1) Directly carrying out sequence conversion to obtain an integer sequence pair; such as "i want to watch a movie", converts itself according to words into a sequence of integers such as: [1,2,3,4,5,0,0,0,0,0].

2) The pinyin conversion (for example, it can be realized by pypinyin package, and for some common polyphones, the pronunciation of the polyphones is marked in the form of dictionary), and then the pinyin is converted into phonemes one by one according to the international phoneme comparison table (the pinyin is divided according to the phonemes), for example, "i want to see a movie" is converted into: "uo2 x iang3 k an4 dian4 ing3", and then converting it into a phoneme sequence according to phonemes, such as: [1,2,3,4,5,6,7,8,0,0].

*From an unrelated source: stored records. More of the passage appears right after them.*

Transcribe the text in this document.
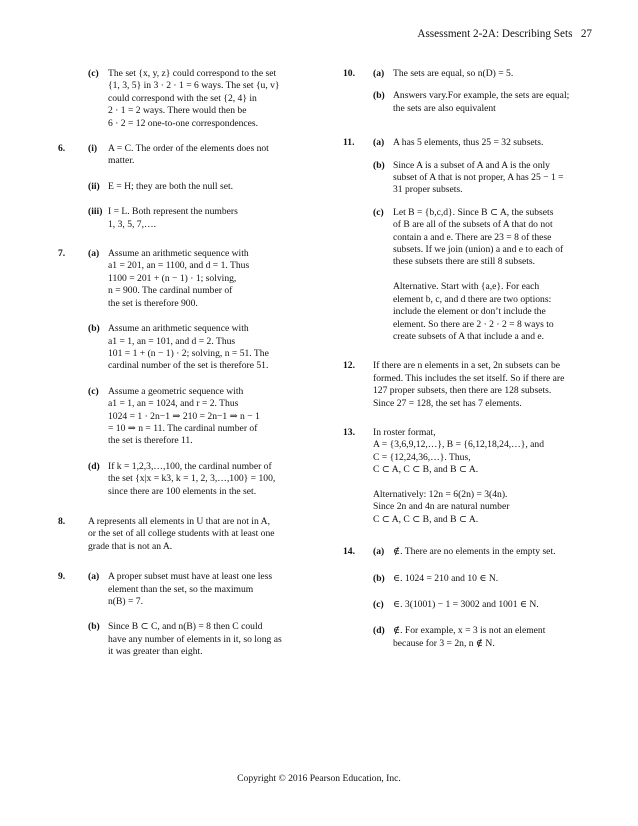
Assessment 2-2A: Describing Sets 27
(c) The set {x, y, z} could correspond to the set
{1, 3, 5} in 3 · 2 · 1 = 6 ways. The set {u, v}
could correspond with the set {2, 4} in
2 · 1 = 2 ways. There would then be
6 · 2 = 12 one-to-one correspondences.
6. (i) A = C. The order of the elements does not
matter.
(ii) E = H; they are both the null set.
(iii) I = L. Both represent the numbers
1, 3, 5, 7,….
7. (a) Assume an arithmetic sequence with
a1 = 201, an = 1100, and d = 1. Thus
1100 = 201 + (n − 1) · 1; solving,
n = 900. The cardinal number of
the set is therefore 900.
(b) Assume an arithmetic sequence with
a1 = 1, an = 101, and d = 2. Thus
101 = 1 + (n − 1) · 2; solving, n = 51. The
cardinal number of the set is therefore 51.
(c) Assume a geometric sequence with
a1 = 1, an = 1024, and r = 2. Thus
1024 = 1 · 2n−1 ⇒ 210 = 2n−1 ⇒ n − 1
= 10 ⇒ n = 11. The cardinal number of
the set is therefore 11.
(d) If k = 1,2,3,…,100, the cardinal number of
the set {x|x = k3, k = 1, 2, 3,…,100} = 100,
since there are 100 elements in the set.
8. A represents all elements in U that are not in A,
or the set of all college students with at least one
grade that is not an A.
9. (a) A proper subset must have at least one less
element than the set, so the maximum
n(B) = 7.
(b) Since B ⊂ C, and n(B) = 8 then C could
have any number of elements in it, so long as
it was greater than eight.
10. (a) The sets are equal, so n(D) = 5.
(b) Answers vary.For example, the sets are equal;
the sets are also equivalent
11. (a) A has 5 elements, thus 25 = 32 subsets.
(b) Since A is a subset of A and A is the only
subset of A that is not proper, A has 25 − 1 =
31 proper subsets.
(c) Let B = {b,c,d}. Since B ⊂ A, the subsets
of B are all of the subsets of A that do not
contain a and e. There are 23 = 8 of these
subsets. If we join (union) a and e to each of
these subsets there are still 8 subsets.

Alternative. Start with {a,e}. For each
element b, c, and d there are two options:
include the element or don’t include the
element. So there are 2 · 2 · 2 = 8 ways to
create subsets of A that include a and e.
12. If there are n elements in a set, 2n subsets can be
formed. This includes the set itself. So if there are
127 proper subsets, then there are 128 subsets.
Since 27 = 128, the set has 7 elements.
13. In roster format,
A = {3,6,9,12,…}, B = {6,12,18,24,…}, and
C = {12,24,36,…}. Thus,
C ⊂ A, C ⊂ B, and B ⊂ A.

Alternatively: 12n = 6(2n) = 3(4n).
Since 2n and 4n are natural number
C ⊂ A, C ⊂ B, and B ⊂ A.
14. (a) ∉. There are no elements in the empty set.
(b) ∈. 1024 = 210 and 10 ∈ N.
(c) ∈. 3(1001) − 1 = 3002 and 1001 ∈ N.
(d) ∉. For example, x = 3 is not an element
because for 3 = 2n, n ∉ N.
Copyright © 2016 Pearson Education, Inc.
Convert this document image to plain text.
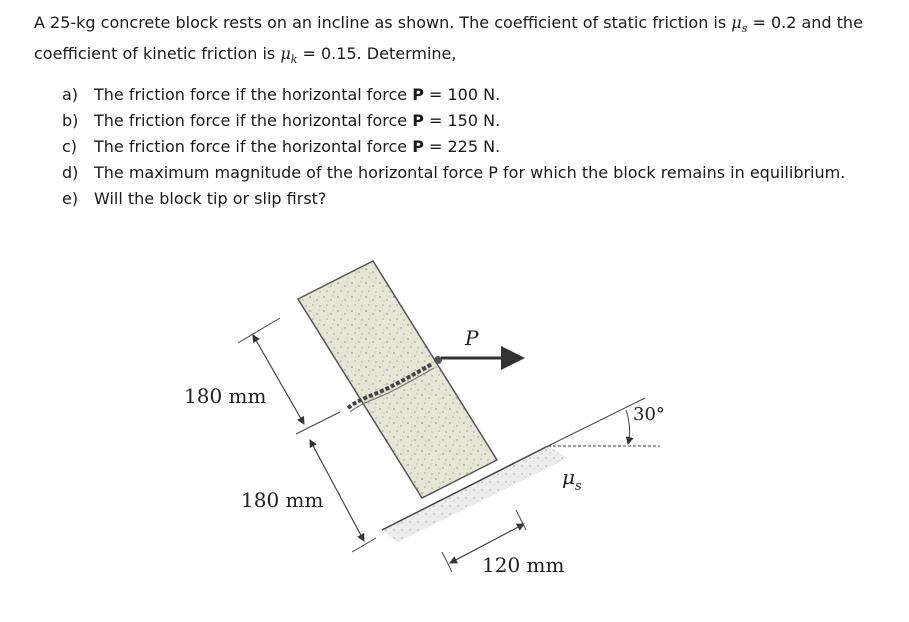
A 25-kg concrete block rests on an incline as shown. The coefficient of static friction is $\mu_s = 0.2$ and the
coefficient of kinetic friction is $\mu_k = 0.15$. Determine,
a) The friction force if the horizontal force P = 100 N.
b) The friction force if the horizontal force P = 150 N.
c) The friction force if the horizontal force P = 225 N.
d) The maximum magnitude of the horizontal force P for which the block remains in equilibrium.
e) Will the block tip or slip first?
P
180 mm
180 mm
120 mm
$\mu_s$
30°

Step S200, a phoneme similarity judging part of the phoneme sequence input model obtains two vectors after word embedding layer, LSTM coding and L2 normalization, and performs point multiplication on the two vectors to obtain a phoneme similarity;

an analysis part of the semantic relevance of the integer sequence to an input model obtains two sentence vectors after word embedding layer coding and LSTM coding, integrates the two sentence vectors in a vector splicing mode, splices the phoneme similarity and the two sentence vectors through a full connection layer to obtain a new feature vector, passes through two Dense layers for the feature vector, and is finally activated by a softmax activation function to obtain an echo prediction result;

Although the present invention has been described herein with reference to the illustrated embodiments thereof, which are intended to be preferred embodiments of the present invention, it is to be understood that the invention is not limited thereto, and that numerous other modifications and embodiments can be devised by those skilled in the art that will fall within the spirit and scope of the principles of this disclosure.

Claims

1. A method for judging echo based on semantic level in man-machine continuous conversation is characterized by comprising the following steps:

step S100, collecting the reply request and a secondary request with the time interval of the reply request within a set time, and performing two kinds of processing after data processing is performed on the two collected voice data: 1) Directly carrying out sequence conversion to obtain an integer sequence pair; 2) Performing pinyin conversion and phoneme conversion, and then performing sequence conversion to obtain phoneme sequence pairs;

s200, performing word embedding layer, LSTM coding and L2 normalization on a phoneme sequence pair to obtain two vectors, and performing dot multiplication on the two vectors to obtain phoneme similarity;

2. The method of claim 1, wherein the integer sequence pair is encoded by a word embedding layer, and a mask is added to cover the encoded integer sequence pair: when the integer sequence is transmitted in the forward direction, 0 in the integer sequence pair is directly covered, when the integer sequence is transmitted in the backward direction, the meaningful inversion is firstly carried out, then 0 in the integer sequence pair is covered, and the filling of 0 is unchanged.

3. The method as claimed in claim 1, wherein the collected two speech data are processed to remove the characters and punctuation marks except for numbers, chinese and English in the reason data.